En conséquence, l’autorité administrative a commis une erreur manifeste d’appréciation en écartant la possibilité d’une assignation à résidence le concernant et en le plaçant en rétention administrative. Le moyen doit être accueilli.
En conséquence, la situation de l’intéressé ne justifie pas la prolongation de la mesure de rétention.
Il n’y a donc pas lieu à prolonger la mesure de rétention, sans qu’il soit nécessaire d’examiner les autres moyens.
PAR CES MOTIFS
Statuant publiquement en premier ressort, par décision assortie de l’exécution provisoire,
PRONONÇONS la jonction de la requête en contestation du placement en rétention et de la requête en prolongation de la rétention administrative ;
DECLARONS recevable la requête en prolongation de la rétention administrative ;
REJETONS la requête en prolongation de la rétention administrative du Préfet de l’AUDE;
DISONS n’y avoir lieu à la prolongation du maintien en rétention de monsieur [Z] [B] dans les locaux ne relevant pas de l’administration pénitentiaire ;
Informons monsieur [Z] [B] qu’il est maintenu à disposition de la justice pendant un délai de six heures (QPC 12/09/2025) à compter de la notification de la présente ordonnance au procureur de la République, lorsqu’il est mis fin à sa rétention ou lors d’une assignation à résidence.
Informons monsieur [Z] [B] qu’il peut, pendant ce délai, contacter un avocat et un tiers, rencontrer un médecin et s’alimenter.
Rappelons que l’intéressé a l’obligation de quitter le territoire français en application de l’article L 611-1 du Code de l’entrée et du séjour des étrangers et du droit d’asile.

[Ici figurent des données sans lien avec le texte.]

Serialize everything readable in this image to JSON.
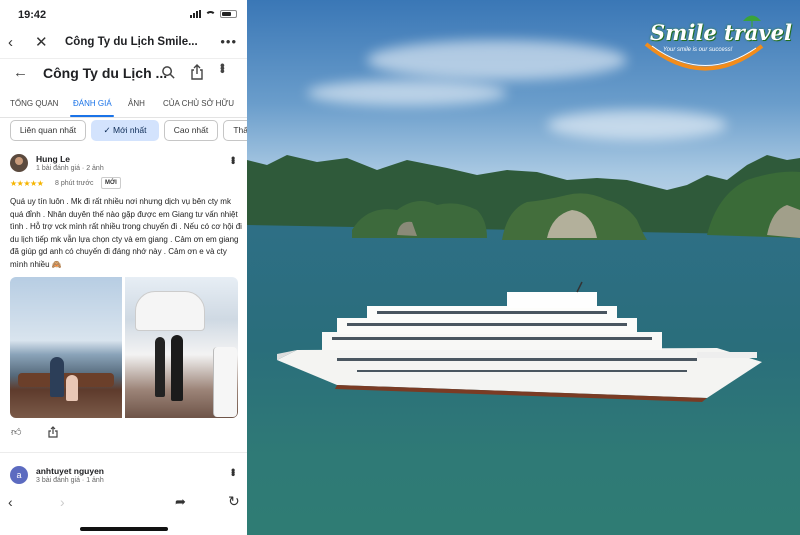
{
  "status_bar": {
    "time": "19:42"
  },
  "app_bar": {
    "title": "Công Ty du Lịch Smile...",
    "more_label": "•••"
  },
  "place_header": {
    "title": "Công Ty du Lịch ..."
  },
  "tabs": [
    {
      "label": "TỔNG QUAN",
      "active": false
    },
    {
      "label": "ĐÁNH GIÁ",
      "active": true
    },
    {
      "label": "ẢNH",
      "active": false
    },
    {
      "label": "CỦA CHỦ SỞ HỮU",
      "active": false
    }
  ],
  "filter_chips": [
    {
      "label": "Liên quan nhất",
      "selected": false
    },
    {
      "label": "✓ Mới nhất",
      "selected": true
    },
    {
      "label": "Cao nhất",
      "selected": false
    },
    {
      "label": "Thấp",
      "selected": false
    }
  ],
  "review": {
    "author": "Hung Le",
    "meta": "1 bài đánh giá · 2 ảnh",
    "stars": "★★★★★",
    "rating": 5,
    "time": "8 phút trước",
    "badge": "MỚI",
    "text": "Quá uy tín luôn . Mk đi rất nhiều nơi nhưng dịch vụ bên cty mk quá đỉnh . Nhân duyên thế nào gặp được em Giang tư vấn nhiệt tình . Hỗ trợ vck mình rất nhiều trong chuyến đi . Nếu có cơ hội đi du lịch tiếp mk vẫn lựa chọn cty và em giang . Cảm ơn em giang đã giúp gd anh có chuyến đi đáng nhớ này . Cảm ơn e và cty mình nhiều 🙈"
  },
  "review2": {
    "avatar_letter": "a",
    "author": "anhtuyet nguyen",
    "meta": "3 bài đánh giá · 1 ảnh"
  },
  "logo": {
    "brand": "Smile travel",
    "tagline": "Your smile is our success!"
  },
  "colors": {
    "accent": "#1a73e8",
    "stars": "#f5b400",
    "chip_selected": "#d3e3fd"
  },
  "icons": [
    "back-arrow-icon",
    "close-icon",
    "search-icon",
    "share-icon",
    "more-icon",
    "like-icon",
    "umbrella-icon"
  ]
}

Fait à TOULOUSE Le 06 Février 2026 à
LE GREFFIER LE VICE-PRÉSIDENT
LE REPRÉSENTANT DU PRÉFET L’AVOCAT
avisé par mail avisé par RPVA
NOTIFICATION AU PROCUREUR DE LA RÉPUBLIQUE
La présente ordonnance mettant fin à la rétention ou assignant l’étranger à résidence, a été notifiée au procureur de la République, absent à l’audience,
Le 06 Février 2026 à
LE GREFFIER LE PROCUREUR DE LA RÉPUBLIQUE
Ce magistrat :
☐ notifiera directement sa décision,
☐ a indiqué ne pas entendre user de ce droit, de sorte que l’intéressé peut être remis en liberté.
LE PROCUREUR DE LA RÉPUBLIQUE
TJ TOULOUSE – rétentions administratives
RG N° RG 26/00247 – N° Portalis DBX4-W-B7K-U3V7 Page
NOTIFICATION DU DISPOSITIF
DU JUGE DU TRIBUNAL JUDICIAIRE DE TOULOUSE
PORTANT
SUR UNE MESURE DE RETENTION ADMINISTRATIVE
Monsieur – Madame
Vous avez été placé au centre de rétention administrative de [Localité 4]-[Localité 4].
Vous avez été entendu à l’audience de ce jour.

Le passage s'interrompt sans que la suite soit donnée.